Bay St. Louis Targets Eyesore Properties - - The News for South Mississippi

Bay St. Louis Targets Eyesore Properties

Neighborhood eyesores can include rundown houses, overgrown lots and junk cars. A warning letter from code enforcement is often all it takes to get problem properties cleaned up. But when a warning isn't enough, the violators are either taken to court or to city council.

The building official in Bay St. Louis says the majority of violators will comply, once they're sent a warning letter. Bill Carrigee says the city is also willing to work with property owners, if they need some extra time to complete a clean up. After all, the goal is to remove eyesores and bring properties into compliance, not to persecute the owner.

But if warnings are ignored, city council or the court can step in.

A fire damaged house on Citizen Street has been a problem for the city for awhile now. Neighbors have complained of course because of the condition of it. Fire heavily damaged the now vacant structure. But that was 11 years ago.

Neighbors like Patt Cucullu say it's past time the owner either fix it up, or tear it down.

"They told him that he had to board it up so kids couldn't get in or whatever," Cucullu said. "But the rat population has increased in this neighborhood. The four legged kind. And they're actually in the swimming pool next door. They've found dead ones in the swimming pool. And it's just not a healthy situation having something like this."

The Bay St. Louis City Council recently declared the dilapidated house a menace. It's an important step toward forcing demolition.

"It's my understanding that bids have already been opened for someone to tear the building down. When the city proceeds with this, the owner will have the option of either paying the bill or it will be added to his taxes," Carrigee said.

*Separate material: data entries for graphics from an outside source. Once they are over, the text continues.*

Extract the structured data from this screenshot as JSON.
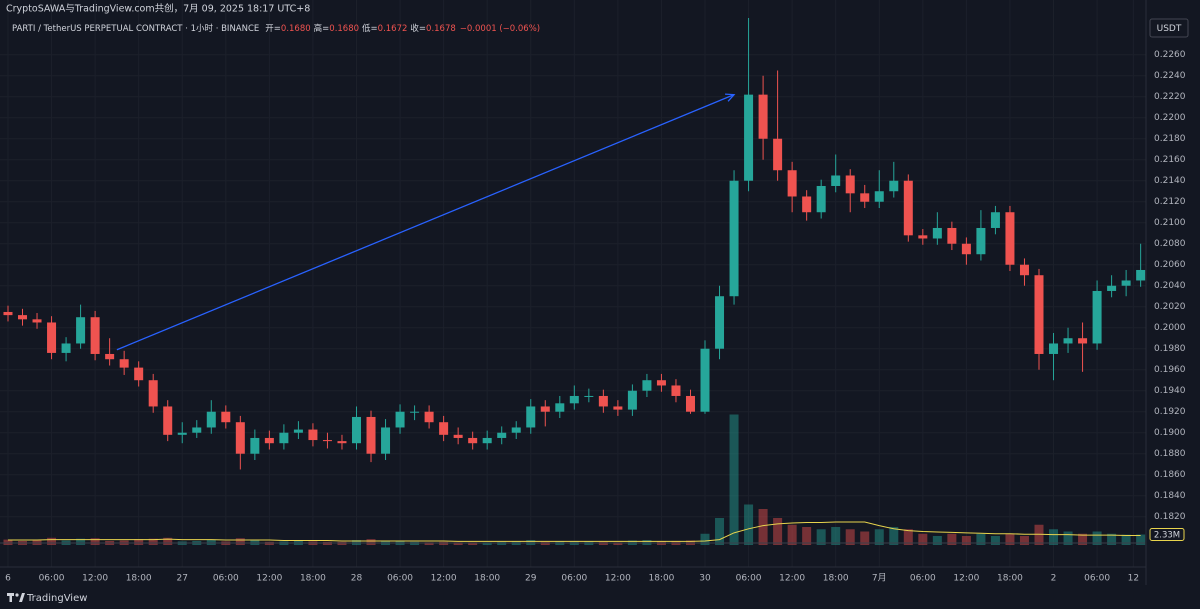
{
  "header": {
    "title": "CryptoSAWA与TradingView.com共创，7月 09, 2025 18:17 UTC+8",
    "legend": {
      "symbol": "PARTI / TetherUS PERPETUAL CONTRACT · 1小时 · BINANCE",
      "fields": [
        {
          "label": "开=",
          "value": "0.1680"
        },
        {
          "label": "高=",
          "value": "0.1680"
        },
        {
          "label": "低=",
          "value": "0.1672"
        },
        {
          "label": "收=",
          "value": "0.1678"
        }
      ],
      "change": "−0.0001 (−0.06%)"
    },
    "currency": "USDT",
    "footer": "TradingView"
  },
  "chart_data": {
    "type": "candlestick",
    "up_color": "#26a69a",
    "down_color": "#ef5350",
    "grid": true,
    "x": [
      0,
      2,
      4,
      6,
      8,
      10,
      12,
      14,
      16,
      18,
      20,
      22,
      24,
      26,
      28,
      30,
      32,
      34,
      36,
      38,
      40,
      42,
      44,
      46,
      48,
      50,
      52,
      54,
      56,
      58,
      60,
      62,
      64,
      66,
      68,
      70,
      72,
      74,
      76,
      78,
      80,
      82,
      84,
      86,
      88,
      90,
      92,
      94,
      96,
      98,
      100,
      102,
      104,
      106,
      108,
      110,
      112,
      114,
      116,
      118,
      120,
      122,
      124,
      126,
      128,
      130,
      132,
      134,
      136,
      138,
      140,
      142,
      144,
      146,
      148,
      150,
      152,
      154,
      156
    ],
    "open": [
      0.2015,
      0.2012,
      0.2008,
      0.2005,
      0.1976,
      0.1985,
      0.201,
      0.1975,
      0.197,
      0.1962,
      0.195,
      0.1925,
      0.1898,
      0.19,
      0.1905,
      0.192,
      0.191,
      0.188,
      0.1895,
      0.189,
      0.19,
      0.1903,
      0.1893,
      0.1892,
      0.189,
      0.1915,
      0.188,
      0.1905,
      0.192,
      0.192,
      0.191,
      0.1898,
      0.1895,
      0.189,
      0.1895,
      0.19,
      0.1905,
      0.1925,
      0.192,
      0.1928,
      0.1935,
      0.1935,
      0.1925,
      0.1922,
      0.194,
      0.195,
      0.1945,
      0.1935,
      0.192,
      0.198,
      0.203,
      0.214,
      0.2222,
      0.218,
      0.215,
      0.2125,
      0.211,
      0.2135,
      0.2145,
      0.2128,
      0.212,
      0.213,
      0.214,
      0.2088,
      0.2085,
      0.2095,
      0.208,
      0.207,
      0.2095,
      0.211,
      0.206,
      0.205,
      0.1975,
      0.1985,
      0.199,
      0.1985,
      0.2035,
      0.204,
      0.2045
    ],
    "high": [
      0.2021,
      0.2018,
      0.2014,
      0.2011,
      0.1991,
      0.2022,
      0.2016,
      0.199,
      0.1978,
      0.1968,
      0.1956,
      0.1931,
      0.191,
      0.1912,
      0.1931,
      0.1926,
      0.1916,
      0.1903,
      0.1902,
      0.1908,
      0.1911,
      0.1909,
      0.19,
      0.1898,
      0.1925,
      0.1921,
      0.1913,
      0.1927,
      0.1926,
      0.1926,
      0.1916,
      0.1905,
      0.1901,
      0.1902,
      0.1906,
      0.1911,
      0.1932,
      0.1931,
      0.1935,
      0.1945,
      0.1942,
      0.1941,
      0.1931,
      0.1946,
      0.1956,
      0.1956,
      0.1951,
      0.1941,
      0.1988,
      0.204,
      0.215,
      0.2295,
      0.224,
      0.2245,
      0.2158,
      0.2131,
      0.2141,
      0.2165,
      0.2151,
      0.2136,
      0.215,
      0.2158,
      0.2146,
      0.2094,
      0.211,
      0.2101,
      0.2086,
      0.2112,
      0.2116,
      0.2116,
      0.2066,
      0.2056,
      0.1995,
      0.2,
      0.2005,
      0.2045,
      0.205,
      0.2055,
      0.208
    ],
    "low": [
      0.2006,
      0.2002,
      0.1999,
      0.197,
      0.1968,
      0.198,
      0.1969,
      0.1964,
      0.1955,
      0.1944,
      0.1919,
      0.1892,
      0.189,
      0.1895,
      0.1899,
      0.1904,
      0.1865,
      0.1874,
      0.1884,
      0.1884,
      0.1894,
      0.1887,
      0.1885,
      0.1884,
      0.1884,
      0.1872,
      0.1874,
      0.1899,
      0.1912,
      0.1904,
      0.1892,
      0.1889,
      0.1884,
      0.1884,
      0.1889,
      0.1894,
      0.1899,
      0.1906,
      0.1914,
      0.1922,
      0.1929,
      0.1919,
      0.1916,
      0.1916,
      0.1934,
      0.1939,
      0.1929,
      0.1918,
      0.1918,
      0.197,
      0.2022,
      0.213,
      0.216,
      0.214,
      0.211,
      0.2102,
      0.2104,
      0.2129,
      0.211,
      0.2114,
      0.2114,
      0.2124,
      0.2082,
      0.2079,
      0.2079,
      0.2074,
      0.206,
      0.2064,
      0.2089,
      0.2054,
      0.204,
      0.196,
      0.195,
      0.1976,
      0.1958,
      0.1979,
      0.2029,
      0.203,
      0.2039
    ],
    "close": [
      0.2012,
      0.2008,
      0.2005,
      0.1976,
      0.1985,
      0.201,
      0.1975,
      0.197,
      0.1962,
      0.195,
      0.1925,
      0.1898,
      0.19,
      0.1905,
      0.192,
      0.191,
      0.188,
      0.1895,
      0.189,
      0.19,
      0.1903,
      0.1893,
      0.1892,
      0.189,
      0.1915,
      0.188,
      0.1905,
      0.192,
      0.192,
      0.191,
      0.1898,
      0.1895,
      0.189,
      0.1895,
      0.19,
      0.1905,
      0.1925,
      0.192,
      0.1928,
      0.1935,
      0.1935,
      0.1925,
      0.1922,
      0.194,
      0.195,
      0.1945,
      0.1935,
      0.192,
      0.198,
      0.203,
      0.214,
      0.2222,
      0.218,
      0.215,
      0.2125,
      0.211,
      0.2135,
      0.2145,
      0.2128,
      0.212,
      0.213,
      0.214,
      0.2088,
      0.2085,
      0.2095,
      0.208,
      0.207,
      0.2095,
      0.211,
      0.206,
      0.205,
      0.1975,
      0.1985,
      0.199,
      0.1985,
      0.2035,
      0.204,
      0.2045,
      0.2055
    ],
    "volume": [
      1.2,
      0.9,
      1.1,
      1.6,
      1.0,
      1.4,
      1.5,
      0.9,
      1.0,
      1.3,
      1.4,
      1.6,
      0.8,
      0.9,
      1.2,
      0.8,
      1.5,
      1.0,
      0.7,
      0.8,
      0.9,
      0.8,
      0.7,
      0.7,
      1.1,
      1.3,
      1.0,
      0.9,
      0.7,
      0.6,
      0.7,
      0.6,
      0.6,
      0.6,
      0.7,
      0.8,
      1.1,
      0.7,
      0.8,
      0.9,
      0.8,
      0.7,
      0.6,
      1.0,
      1.1,
      0.8,
      0.9,
      1.0,
      2.5,
      6.0,
      29.0,
      9.0,
      8.0,
      6.0,
      4.5,
      4.0,
      3.5,
      4.0,
      3.5,
      3.0,
      3.5,
      4.0,
      3.5,
      2.5,
      2.0,
      2.5,
      2.0,
      2.5,
      2.0,
      2.5,
      2.0,
      4.5,
      3.5,
      3.0,
      2.5,
      3.0,
      2.5,
      2.3,
      2.33
    ],
    "volume_last_label": "2.33M",
    "volume_ma": [
      1.1,
      1.1,
      1.1,
      1.2,
      1.2,
      1.2,
      1.2,
      1.2,
      1.2,
      1.2,
      1.2,
      1.3,
      1.2,
      1.2,
      1.2,
      1.1,
      1.1,
      1.1,
      1.1,
      1.0,
      1.0,
      1.0,
      1.0,
      0.9,
      0.9,
      0.9,
      0.9,
      0.9,
      0.9,
      0.9,
      0.9,
      0.8,
      0.8,
      0.8,
      0.8,
      0.8,
      0.8,
      0.8,
      0.8,
      0.8,
      0.8,
      0.8,
      0.8,
      0.8,
      0.8,
      0.8,
      0.8,
      0.8,
      0.9,
      1.2,
      2.7,
      3.6,
      4.3,
      4.7,
      4.9,
      5.0,
      5.0,
      5.1,
      5.1,
      5.1,
      4.3,
      3.6,
      3.2,
      3.0,
      2.9,
      2.8,
      2.7,
      2.6,
      2.5,
      2.5,
      2.4,
      2.4,
      2.3,
      2.3,
      2.2,
      2.2,
      2.2,
      2.1,
      2.1
    ],
    "volume_ma_color": "#e8d44d",
    "volume_ylim": [
      0,
      30
    ],
    "trendline": {
      "x": [
        15,
        100
      ],
      "y": [
        0.1979,
        0.2222
      ],
      "color": "#2962ff"
    },
    "xlim": [
      -1.1,
      156.6
    ],
    "xticks": [
      {
        "value": 0,
        "label": "6"
      },
      {
        "value": 6,
        "label": "06:00"
      },
      {
        "value": 12,
        "label": "12:00"
      },
      {
        "value": 18,
        "label": "18:00"
      },
      {
        "value": 24,
        "label": "27"
      },
      {
        "value": 30,
        "label": "06:00"
      },
      {
        "value": 36,
        "label": "12:00"
      },
      {
        "value": 42,
        "label": "18:00"
      },
      {
        "value": 48,
        "label": "28"
      },
      {
        "value": 54,
        "label": "06:00"
      },
      {
        "value": 60,
        "label": "12:00"
      },
      {
        "value": 66,
        "label": "18:00"
      },
      {
        "value": 72,
        "label": "29"
      },
      {
        "value": 78,
        "label": "06:00"
      },
      {
        "value": 84,
        "label": "12:00"
      },
      {
        "value": 90,
        "label": "18:00"
      },
      {
        "value": 96,
        "label": "30"
      },
      {
        "value": 102,
        "label": "06:00"
      },
      {
        "value": 108,
        "label": "12:00"
      },
      {
        "value": 114,
        "label": "18:00"
      },
      {
        "value": 120,
        "label": "7月"
      },
      {
        "value": 126,
        "label": "06:00"
      },
      {
        "value": 132,
        "label": "12:00"
      },
      {
        "value": 138,
        "label": "18:00"
      },
      {
        "value": 144,
        "label": "2"
      },
      {
        "value": 150,
        "label": "06:00"
      },
      {
        "value": 155,
        "label": "12"
      }
    ],
    "ylim": [
      0.1774,
      0.2295
    ],
    "yticks": [
      {
        "value": 0.182,
        "label": "0.1820"
      },
      {
        "value": 0.184,
        "label": "0.1840"
      },
      {
        "value": 0.186,
        "label": "0.1860"
      },
      {
        "value": 0.188,
        "label": "0.1880"
      },
      {
        "value": 0.19,
        "label": "0.1900"
      },
      {
        "value": 0.192,
        "label": "0.1920"
      },
      {
        "value": 0.194,
        "label": "0.1940"
      },
      {
        "value": 0.196,
        "label": "0.1960"
      },
      {
        "value": 0.198,
        "label": "0.1980"
      },
      {
        "value": 0.2,
        "label": "0.2000"
      },
      {
        "value": 0.202,
        "label": "0.2020"
      },
      {
        "value": 0.204,
        "label": "0.2040"
      },
      {
        "value": 0.206,
        "label": "0.2060"
      },
      {
        "value": 0.208,
        "label": "0.2080"
      },
      {
        "value": 0.21,
        "label": "0.2100"
      },
      {
        "value": 0.212,
        "label": "0.2120"
      },
      {
        "value": 0.214,
        "label": "0.2140"
      },
      {
        "value": 0.216,
        "label": "0.2160"
      },
      {
        "value": 0.218,
        "label": "0.2180"
      },
      {
        "value": 0.22,
        "label": "0.2200"
      },
      {
        "value": 0.222,
        "label": "0.2220"
      },
      {
        "value": 0.224,
        "label": "0.2240"
      },
      {
        "value": 0.226,
        "label": "0.2260"
      }
    ]
  }
}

A vacant lot on Washington Street is the site of a successful demolition The city had received several complaints about a rundown house that once stood on the property. New owners tore down the structure after the elderly home owner passed away.

The owner of an aging carport on Ballentine recently got a letter from code enforcement. Neighbors complained about the bad condition. Often, a warning letter is all it takes.

"The large majority of the people will comply. They may ask for a little more time. They may ask to work with them on it," Carrigee said. "They can do part of it today and more next week. But on the whole, I believe most people try to clean up the property when you ask them to."

Junk cars are a frequent complaint to the code enforcement office in Bay St. Louis. The owner of a lot on Sycamore Street was recently sent a warning letter asking him to remove several abandoned vehicles.

Four cars and an abandoned RV now litter the lot. And the vehicles attract other junk.

"Anytime you see vehicles that have been abandoned someplace and trash has been dumped illegally there you figure, well somebody else got away with it, I might as well dump mine there too, which just builds on the problem," Carrigee said.